The FT noted yesterday that:
Britain’s chief financial regulator has said the coronavirus pandemic is posing the first serious test of business banking rules introduced after the financial crisis — but admitted that his ability to take action over lenders’ behaviour remained “limited”.
Chris Woolard, interim chief executive of the Financial Conduct Authority, said he was monitoring how banks were handling the rollout of the government’s bailout loan scheme after companies and politicians raised concerns.
But he cautioned that almost all commercial lending was still unregulated and his powers to ensure lenders treated businesses fairly relied solely on post-2008 safeguards governing senior managers’ conduct.
In other words, we learned nothing and did nothing of any consequence after 2008. And so for all the bluster there is nothing the government can do to require that banks lend to smaller businesses now. Soi they're not doing so.
This makes Sunak's claim yesterday ring very hollow. He said:
I am not persuaded that moving to a 100% guarantee is the right thing to do. Some people have made some comparisons with what is going on in other countries. I think when you look at the totality of what we are doing it is more significant in scope and scale.

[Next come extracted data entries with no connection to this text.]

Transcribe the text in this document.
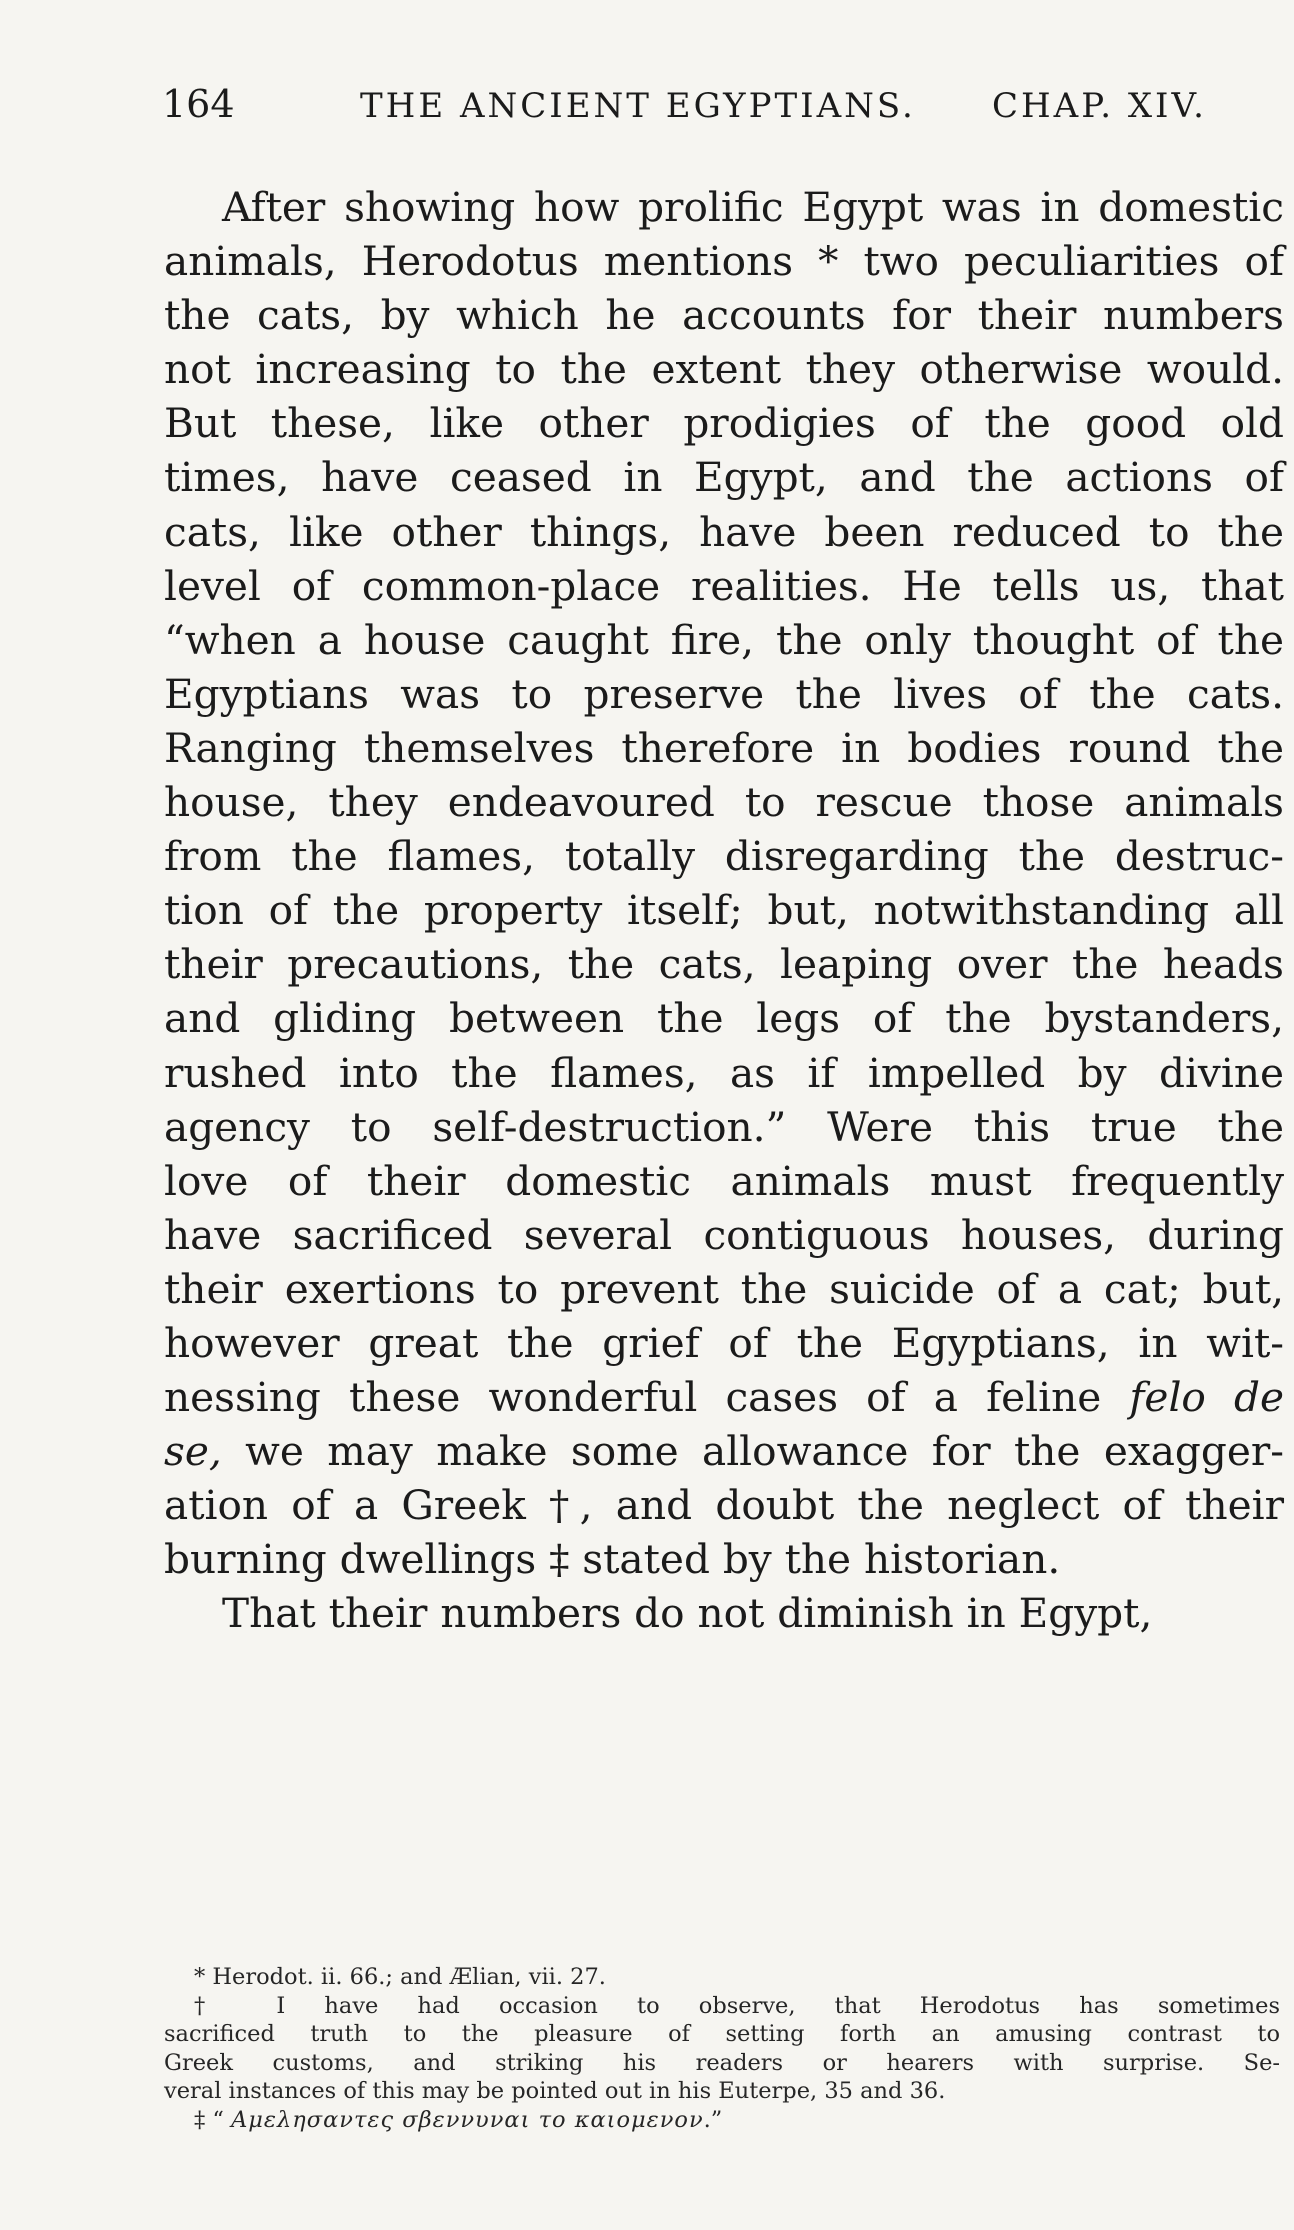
164	THE ANCIENT EGYPTIANS. CHAP. XIV.
After showing how prolific Egypt was in domestic
animals, Herodotus mentions * two peculiarities of
the cats, by which he accounts for their numbers
not increasing to the extent they otherwise would.
But these, like other prodigies of the good old
times, have ceased in Egypt, and the actions of
cats, like other things, have been reduced to the
level of common-place realities. He tells us, that
“when a house caught fire, the only thought of the
Egyptians was to preserve the lives of the cats.
Ranging themselves therefore in bodies round the
house, they endeavoured to rescue those animals
from the flames, totally disregarding the destruc-
tion of the property itself; but, notwithstanding all
their precautions, the cats, leaping over the heads
and gliding between the legs of the bystanders,
rushed into the flames, as if impelled by divine
agency to self-destruction.” Were this true the
love of their domestic animals must frequently
have sacrificed several contiguous houses, during
their exertions to prevent the suicide of a cat; but,
however great the grief of the Egyptians, in wit-
nessing these wonderful cases of a feline felo de
se, we may make some allowance for the exagger-
ation of a Greek †, and doubt the neglect of their
burning dwellings ‡ stated by the historian.
That their numbers do not diminish in Egypt,
* Herodot. ii. 66.; and Ælian, vii. 27.
† I have had occasion to observe, that Herodotus has sometimes
sacrificed truth to the pleasure of setting forth an amusing contrast to
Greek customs, and striking his readers or hearers with surprise. Se-
veral instances of this may be pointed out in his Euterpe, 35 and 36.
‡ “ Αμελησαντες σβεννυναι το καιομενον.”
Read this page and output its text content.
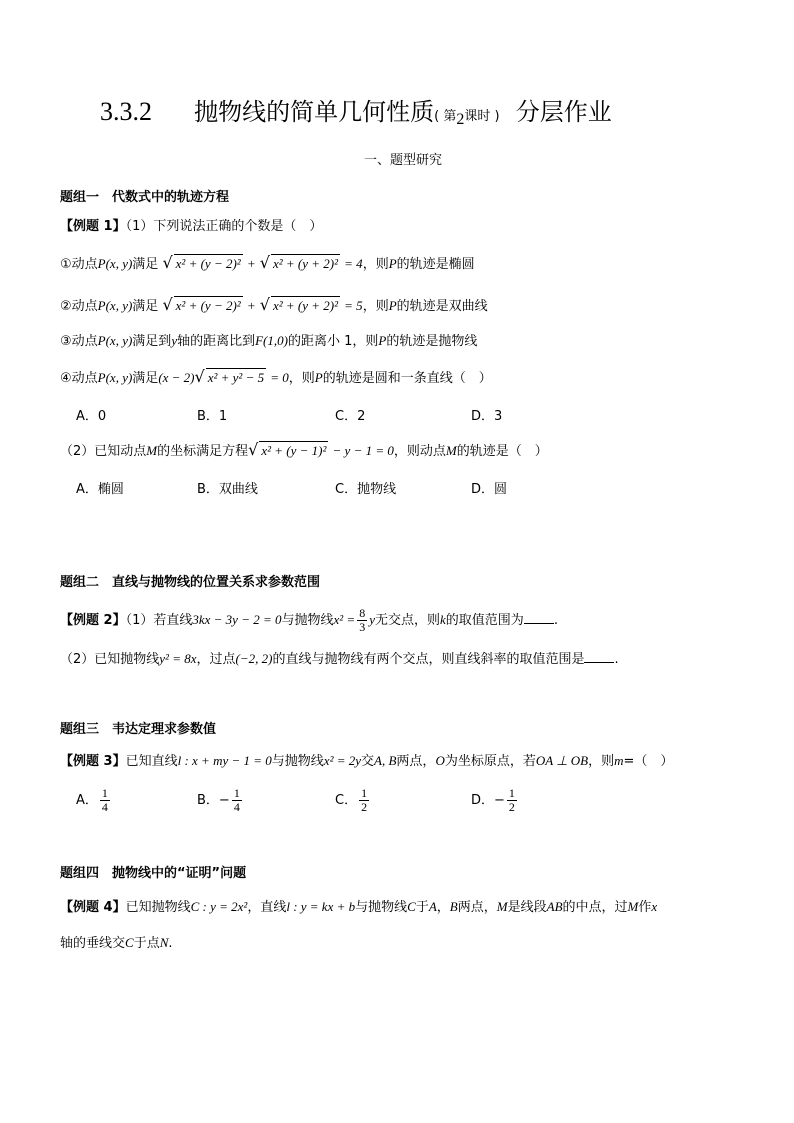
3.3.2 抛物线的简单几何性质( 第2课时 ) 分层作业
一、题型研究
题组一　代数式中的轨迹方程
【例题 1】（1）下列说法正确的个数是（　）
①动点P(x, y)满足 √ x² + (y − 2)² + √ x² + (y + 2)² = 4，则P的轨迹是椭圆
②动点P(x, y)满足 √ x² + (y − 2)² + √ x² + (y + 2)² = 5，则P的轨迹是双曲线
③动点P(x, y)满足到y轴的距离比到F(1,0)的距离小 1，则P的轨迹是抛物线
④动点P(x, y)满足(x − 2)√ x² + y² − 5 = 0，则P的轨迹是圆和一条直线（　）
A．0	B．1	C．2	D．3
（2）已知动点M的坐标满足方程√ x² + (y − 1)² − y − 1 = 0，则动点M的轨迹是（　）
A．椭圆	B．双曲线	C．抛物线	D．圆
题组二　直线与抛物线的位置关系求参数范围
【例题 2】（1）若直线3kx − 3y − 2 = 0与抛物线$x^2 = \frac{8}{3}$ y无交点，则k的取值范围为 .
（2）已知抛物线y² = 8x，过点(−2, 2)的直线与抛物线有两个交点，则直线斜率的取值范围是 .
题组三　韦达定理求参数值
【例题 3】已知直线l : x + my − 1 = 0与抛物线x² = 2y交A, B两点，O为坐标原点，若OA ⊥ OB，则m=（　）
A． $\frac{1}{4}$	B．− $\frac{1}{4}$	C． $\frac{1}{2}$	D．− $\frac{1}{2}$
题组四　抛物线中的“证明”问题
【例题 4】已知抛物线C : y = 2x²，直线l : y = kx + b与抛物线C于A，B两点，M是线段AB的中点，过M作x
轴的垂线交C于点N.
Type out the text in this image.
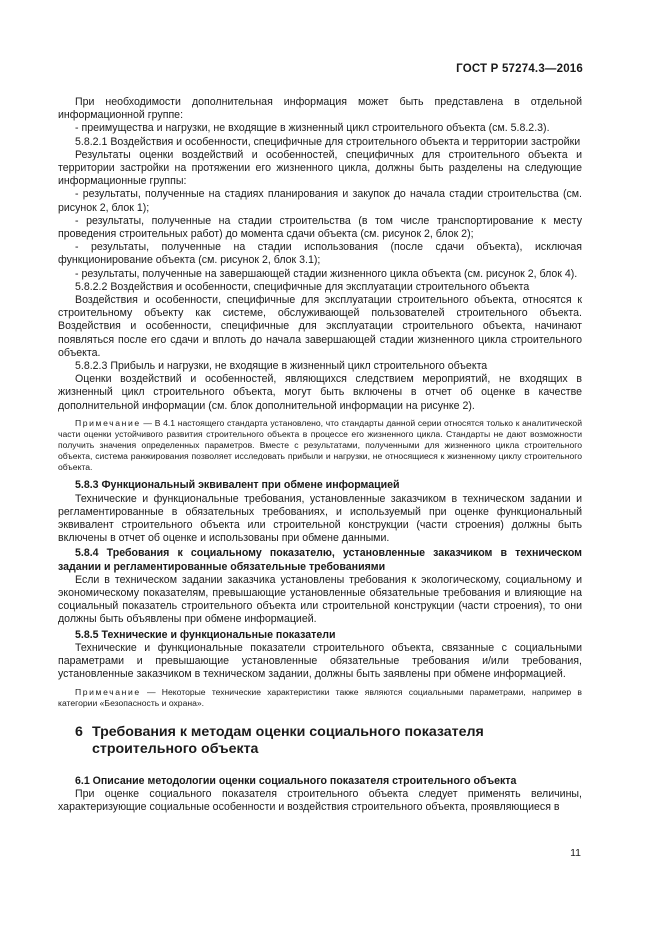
ГОСТ Р 57274.3—2016

При необходимости дополнительная информация может быть представлена в отдельной информационной группе:

- преимущества и нагрузки, не входящие в жизненный цикл строительного объекта (см. 5.8.2.3).

5.8.2.1 Воздействия и особенности, специфичные для строительного объекта и территории застройки

Результаты оценки воздействий и особенностей, специфичных для строительного объекта и территории застройки на протяжении его жизненного цикла, должны быть разделены на следующие информационные группы:

- результаты, полученные на стадиях планирования и закупок до начала стадии строительства (см. рисунок 2, блок 1);

- результаты, полученные на стадии строительства (в том числе транспортирование к месту проведения строительных работ) до момента сдачи объекта (см. рисунок 2, блок 2);

- результаты, полученные на стадии использования (после сдачи объекта), исключая функционирование объекта (см. рисунок 2, блок 3.1);

- результаты, полученные на завершающей стадии жизненного цикла объекта (см. рисунок 2, блок 4).

5.8.2.2 Воздействия и особенности, специфичные для эксплуатации строительного объекта

Воздействия и особенности, специфичные для эксплуатации строительного объекта, относятся к строительному объекту как системе, обслуживающей пользователей строительного объекта. Воздействия и особенности, специфичные для эксплуатации строительного объекта, начинают появляться после его сдачи и вплоть до начала завершающей стадии жизненного цикла строительного объекта.

5.8.2.3 Прибыль и нагрузки, не входящие в жизненный цикл строительного объекта

Оценки воздействий и особенностей, являющихся следствием мероприятий, не входящих в жизненный цикл строительного объекта, могут быть включены в отчет об оценке в качестве дополнительной информации (см. блок дополнительной информации на рисунке 2).

Примечание — В 4.1 настоящего стандарта установлено, что стандарты данной серии относятся только к аналитической части оценки устойчивого развития строительного объекта в процессе его жизненного цикла. Стандарты не дают возможности получить значения определенных параметров. Вместе с результатами, полученными для жизненного цикла строительного объекта, система ранжирования позволяет исследовать прибыли и нагрузки, не относящиеся к жизненному циклу строительного объекта.

5.8.3 Функциональный эквивалент при обмене информацией

Технические и функциональные требования, установленные заказчиком в техническом задании и регламентированные в обязательных требованиях, и используемый при оценке функциональный эквивалент строительного объекта или строительной конструкции (части строения) должны быть включены в отчет об оценке и использованы при обмене данными.

5.8.4 Требования к социальному показателю, установленные заказчиком в техническом задании и регламентированные обязательные требованиями

Если в техническом задании заказчика установлены требования к экологическому, социальному и экономическому показателям, превышающие установленные обязательные требования и влияющие на социальный показатель строительного объекта или строительной конструкции (части строения), то они должны быть объявлены при обмене информацией.

5.8.5 Технические и функциональные показатели

Технические и функциональные показатели строительного объекта, связанные с социальными параметрами и превышающие установленные обязательные требования и/или требования, установленные заказчиком в техническом задании, должны быть заявлены при обмене информацией.

Примечание — Некоторые технические характеристики также являются социальными параметрами, например в категории «Безопасность и охрана».

6 Требования к методам оценки социального показателя строительного объекта

6.1 Описание методологии оценки социального показателя строительного объекта

При оценке социального показателя строительного объекта следует применять величины, характеризующие социальные особенности и воздействия строительного объекта, проявляющиеся в

11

This is utter nonsense. In Germany and Switzerland 100% loans have been available virtually on demand, with checking only to tax records. And the self-employed have been able to access money quickly. In the UK cash flow crises are now pulling many thousands of businesses down and banks will not take the risk in the 20% part of lending that they have to assume responsibility for, meaning the amount of funding being delivered is wholly inadequate and entirely as a result of failure in the government's design of this scheme.
From beginning to end the UK response looks like a design by a none too successful banker who has ended up as a politician and who has no idea how the real world of small business works. But that's what we have got in the treasury and the cost of that will be enormous when coupled with the failure of his predecessors to deliver real reform to banking that would have made it the servant of the UK economy once more, which it is still emphatically not.
One day, maybe, banking will be put back in its place. But that's one day, at best. And I can only live in hope.